On my recent trip to Pondicherry I visited Le Dupleix - a heritage hotel at the corner of Rue Suffren and Rue C....
Beautifully designed starting from the name plate of the hotel where the name is cut into steel and discreetly addresses the corner, beautiful entrance experience with pools of flowers floating in water and meditative interiors, white walls, glass and steel. A subtle experience combining the old and the new.

The food is very good. I ordered a mascarpone Risotto - delicious, subtle flavours. I would recommend it for sure - On Saturday evenings they have a French violinist playing live music (I did not know of it till the next day - so I do not know how it feels).
After absorbing all the subtlety and the beauty around - very suddenly an anomaly jumps out at you. The yellow plastic along the neighbouring construction site along with the loud Tamil music playing on not so well designed speakers that help to provide entertainment to the labourers there.

The yellow does a lot to camouflage the brutal crudeness (so maybe it was thought of or maybe it was the material that is available in Pondicherry) of the surroundings compared to the created calm, which I am sure that the typical blue plastic seen across Indian construction sites would not have been able to do - but it is also a spiritual moment in the design - the obvious failure in absolute control and the rise of the space of confrontation.

Pondicherry is a collection of these moments for me some designed (I cannot say if it was planned confrontation but they are designed spaces) and some self organised - The name 'bakers street' (with the legendary silhouette of Sherlock Holmes as mascot) for a french cafe on Lal Bahadur Shastry Street (formerly called Rue de Bussy), the heaviness of the interiors of the same cafe meeting the minimalism of the served french pastries; the jail like grill on the windows of Villa Shanti that form the threshold of designed space and undesigned space, the hybridity of the street between the gridded French quarters and the 'organic' (a polite word for unplanned) Tamil quarters; .... The list is endless.
Pondicherry is a fragmented piece of land sited across three states in South India governed directly by Delhi with some basic legislative local governance. The largest territory mediates between its role in Tamil Nadu and its role as a gateway to Auroville, a large intentional commune.
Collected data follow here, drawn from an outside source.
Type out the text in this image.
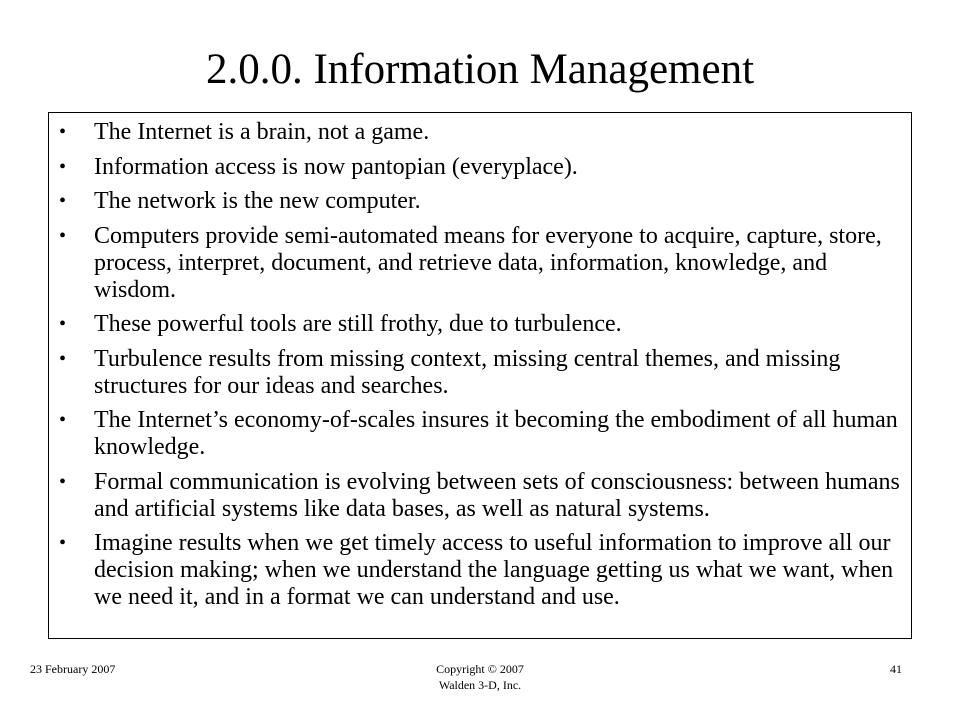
2.0.0. Information Management
• The Internet is a brain, not a game.
• Information access is now pantopian (everyplace).
• The network is the new computer.
• Computers provide semi-automated means for everyone to acquire, capture, store, process, interpret, document, and retrieve data, information, knowledge, and wisdom.
• These powerful tools are still frothy, due to turbulence.
• Turbulence results from missing context, missing central themes, and missing structures for our ideas and searches.
• The Internet’s economy-of-scales insures it becoming the embodiment of all human knowledge.
• Formal communication is evolving between sets of consciousness: between humans and artificial systems like data bases, as well as natural systems.
• Imagine results when we get timely access to useful information to improve all our decision making; when we understand the language getting us what we want, when we need it, and in a format we can understand and use.
23 February 2007	Copyright © 2007
Walden 3-D, Inc.
41
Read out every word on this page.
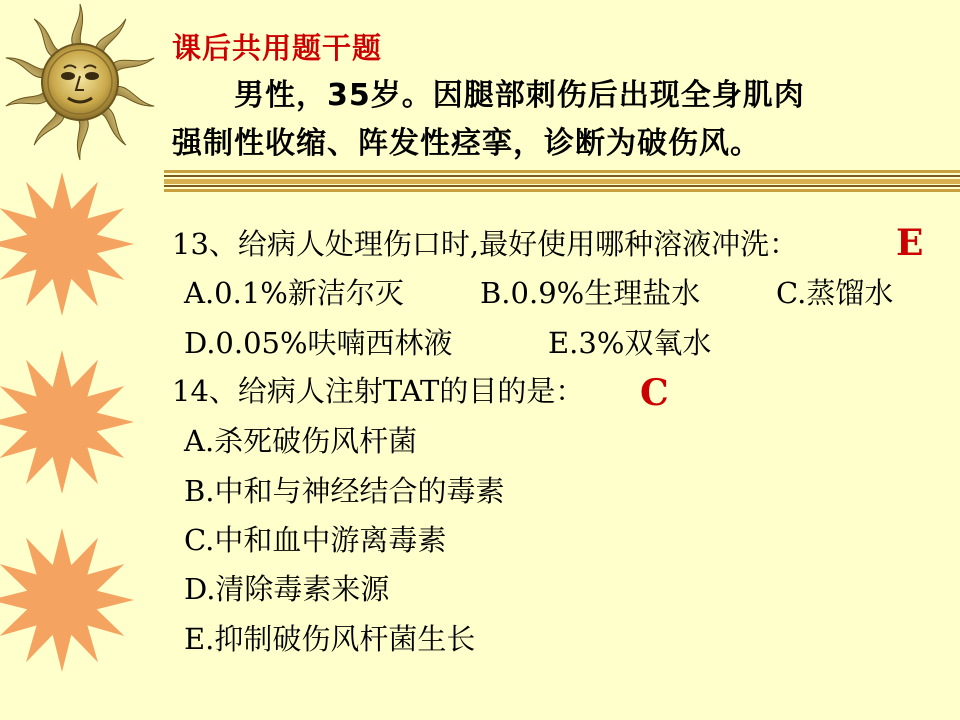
课后共用题干题
男性，35岁。因腿部刺伤后出现全身肌肉
强制性收缩、阵发性痉挛，诊断为破伤风。
13、给病人处理伤口时,最好使用哪种溶液冲洗：	E
A.0.1%新洁尔灭	B.0.9%生理盐水	C.蒸馏水
D.0.05%呋喃西林液	E.3%双氧水
14、给病人注射TAT的目的是： C
A.杀死破伤风杆菌
B.中和与神经结合的毒素
C.中和血中游离毒素
D.清除毒素来源
E.抑制破伤风杆菌生长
Confrontations have a unique role in life - they provide for a chance to move beyond the insularity of control and belief (about architecture, and object or even oneself). They shake the status quo, create chaos and drama and they inspire... Many designers and people shy away from this rather destructive, uncontrollable force - It would be impossible to know for sure the result of it, but I think that there is a place for confrontation in architecture, design and life.
So do we design the space of confrontation or do we allow it slowly curl up at the edges of openings and permeate a space ? Can a space of confrontation be designed like they attempt to design space for dissent in Singapore or place Graffiti walls in western cities? Is confrontation a space or a moment?
Are museums and galleries spaces of confrontation? Is the role of a curator to enhance these moments?
I am not an expert in this area of thought - (I am not an expert in anything really!) so this is a simple recording of a recent experience and interest.